La mobilisation historique des jeunes Roumains contre la corruption

Une initiative de la jeunesse

, par Agenda de la Solidarité Internationale

Manifestation contre la corruption, Bucarest, Roumanie, 1er février 2017.
Crédits : Paul Arne Wagner cc by-nc-nd

Début 2017, les dix ans de l’entrée de la Roumanie dans l’Union européenne ont été célébrés d’une façon inattendue : 250 000 personnes sont descendues dans la rue pour dénoncer la corruption du gouvernement et réaffirmer leur attachement aux valeurs démocratiques. Ces manifestations de grande ampleur, comparées à la révolution de 1989 qui fit tomber Ceaușescu, ont mobilisé en masse des jeunes Roumains. Plutôt urbains et qualifiés, ils veulent rester optimistes quant à l’avenir de leur pays, en le nettoyant de sa corruption. « J’aurais eu la possibilité de quitter le pays, mais je n’ai jamais pensé que j’aurais une vie meilleure ailleurs », explique Vlad, 39 ans, qui travaille à la faculté de cinéma de Bucarest [1]. Cette lutte contre une corruption endémique a déjà obtenu des résultats : créée en 2013, une Direction nationale anti-corruption a renvoyé 1250 personnes devant la justice pour faits de corruption pour la seule année 2015, dont l’ancien premier ministre, Victor Ponta, cinq ministres, seize députés et cinq sénateurs. Mais malgré ces progrès de la justice, les abus de pouvoir et les détournements d’argent continuent de gangrener la vie des citoyens, souvent obligés de payer des pots-de-vin pour obtenir un service public.

L’événement déclencheur des manifestations massives de début 2017 est lié à l’adoption d’un décret, en catimini, qui vise à dépénaliser les délits de corruption inférieurs à 44 000 euros. Aux cris de « voleurs » et « démission », les centaines de milliers de jeunes Roumains qui ont manifesté dans un froid glacial pendant plus d’une semaine dans tout le pays, obtiennent gain de cause début février. Le ministre de la Justice démissionne et le Premier ministre roumain retire le décret.

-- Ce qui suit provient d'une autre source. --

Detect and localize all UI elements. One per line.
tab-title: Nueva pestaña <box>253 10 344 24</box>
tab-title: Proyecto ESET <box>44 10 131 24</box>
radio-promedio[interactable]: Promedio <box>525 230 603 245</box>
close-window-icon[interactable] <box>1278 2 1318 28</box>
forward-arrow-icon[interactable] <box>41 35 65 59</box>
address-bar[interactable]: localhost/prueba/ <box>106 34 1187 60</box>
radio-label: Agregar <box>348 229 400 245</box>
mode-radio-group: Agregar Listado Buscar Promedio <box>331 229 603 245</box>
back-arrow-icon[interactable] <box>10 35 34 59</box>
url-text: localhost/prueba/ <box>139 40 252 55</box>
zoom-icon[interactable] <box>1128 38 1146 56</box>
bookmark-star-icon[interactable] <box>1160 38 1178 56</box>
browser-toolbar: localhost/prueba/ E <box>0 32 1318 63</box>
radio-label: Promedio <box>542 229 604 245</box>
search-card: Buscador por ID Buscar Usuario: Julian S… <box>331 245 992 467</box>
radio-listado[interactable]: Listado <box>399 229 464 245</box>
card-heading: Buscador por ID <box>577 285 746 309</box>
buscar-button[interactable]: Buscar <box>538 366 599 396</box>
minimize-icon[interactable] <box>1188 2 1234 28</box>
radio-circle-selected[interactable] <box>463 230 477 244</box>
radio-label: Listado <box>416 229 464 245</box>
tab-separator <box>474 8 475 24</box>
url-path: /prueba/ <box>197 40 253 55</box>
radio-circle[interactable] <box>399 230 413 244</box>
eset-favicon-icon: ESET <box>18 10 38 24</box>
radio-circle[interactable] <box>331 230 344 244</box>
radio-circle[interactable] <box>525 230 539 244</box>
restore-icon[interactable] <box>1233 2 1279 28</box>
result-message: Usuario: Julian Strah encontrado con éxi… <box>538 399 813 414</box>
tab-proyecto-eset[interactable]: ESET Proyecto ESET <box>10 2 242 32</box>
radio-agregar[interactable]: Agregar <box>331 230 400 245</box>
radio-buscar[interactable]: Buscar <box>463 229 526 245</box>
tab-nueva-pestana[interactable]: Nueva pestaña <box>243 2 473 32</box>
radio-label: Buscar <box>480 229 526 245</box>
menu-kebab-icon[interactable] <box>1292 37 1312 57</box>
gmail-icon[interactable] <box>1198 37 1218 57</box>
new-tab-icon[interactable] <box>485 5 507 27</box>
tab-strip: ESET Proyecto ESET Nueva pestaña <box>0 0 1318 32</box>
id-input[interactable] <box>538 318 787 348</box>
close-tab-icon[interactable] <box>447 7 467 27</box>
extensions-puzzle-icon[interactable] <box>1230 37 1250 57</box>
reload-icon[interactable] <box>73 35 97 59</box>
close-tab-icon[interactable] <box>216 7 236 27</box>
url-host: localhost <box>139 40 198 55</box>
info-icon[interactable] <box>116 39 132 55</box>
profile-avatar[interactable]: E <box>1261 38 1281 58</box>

Mais, craignant un nouveau projet de loi pour légaliser le vol et la corruption, les jeunes Roumains continuent de manifester. En mai 2017, le Sénat confirme que les pots-de-vin et autres conflits d’intérêts ne peuvent pas faire l’objet de grâce et la Cour constitutionnelle valide un texte qui interdit aux personnes condamnées de devenir membres du gouvernement. Les initiatives anticorruption se multiplient, à l’image de l’ « Académie anti-corruption » lancée par les fonctionnaires, pour endiguer ce fléau à leur échelle.

La lutte contre la corruption continue… sous l’œil vigilant d’une population prête à redescendre dans les rues.